Where Extra Expense comes in
What happens when loss mitigation efforts exceed the potential BI losses? This is where we bring in the concept of Extra Expense.
Extra Expense coverage is always separated in a policy; usually as an additional coverage. The important difference from “expense to reduce” is that Extra Expense does not have to reduce BI losses otherwise payable under the policy. This does not mean Extra Expense is a free-for-all. Almost every policy’s language requires the Extra Expense to be reasonable, necessary and spent to continue operations.
While most businesses seem to find a way to mitigate BI losses after suffering from a covered peril, the reality is that Extra Expenses are rare. Most mitigation efforts taken by a business fit the “expense to reduce” definition.
Now that we have defined and illustrated the difference between Extra Expense and “expense to reduce,” let’s explore how the policy limits apply. Because “expense to reduce” is part of the basic BI coverage, your “expense to reduce” amount is only limited by the BI limit of the policy. In many cases, the BI coverage may be part of an even broader property blanket limit depending on the structure of the policy. This would be one limit for Building, Business Personal Property and Business Interruption combined. Note, it is possible and common to incur both BI and “expense to reduce” losses at the same time. Extra Expense almost always has a separate sublimit, which you will find on the Declarations page of the policy.

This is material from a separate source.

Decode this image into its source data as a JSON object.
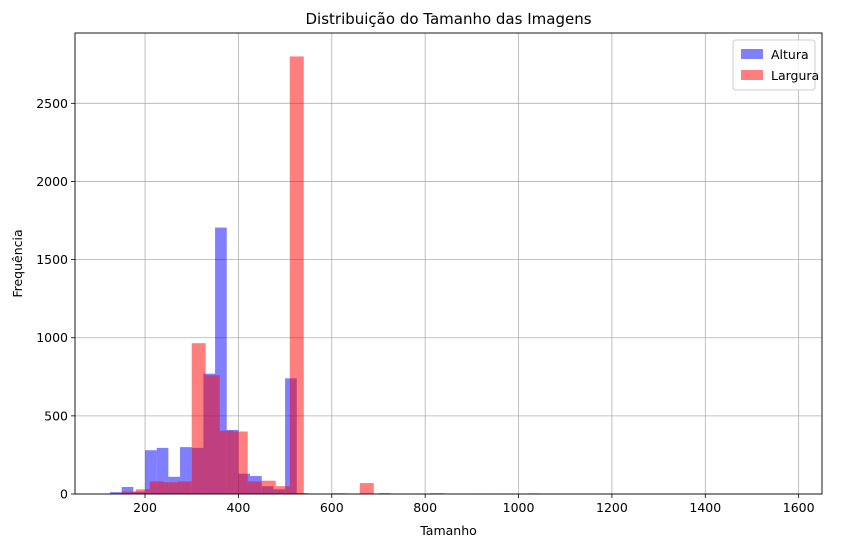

Why is this all important? During the placement process, the confusion over how mitigation efforts impact an insured’s financials can cause the efforts to be incorrectly considered Extra Expenses. Therefore, unnecessary Extra Expense coverage is purchased when the policy already provides recovery for mitigation efforts under existing BI coverage.
My intention is not to minimize the value of Extra Expense, but rather to clarify the purpose and practical application of the coverage. It is impossible to prepare for every loss scenario, so you never know when Extra Expense may prove valuable. The most common use I have seen in practice is when a loss mitigation opportunity is extremely expensive. Normally spending a significant amount of unprofitable money to continue operations would go against all common business logic. However, with Extra Expense coverage available, the expense may make sense. I have also seen Extra Expense dollars effectively used on aggressive marketing campaigns.
The best-case scenario for a policyholder after suffering a loss is to maintain revenue and customers, even if it means incurring additional expenses. A careful review of a policyholder’s disaster recovery plan and/or mitigation opportunities can help quantify the actual Extra Expense exposure.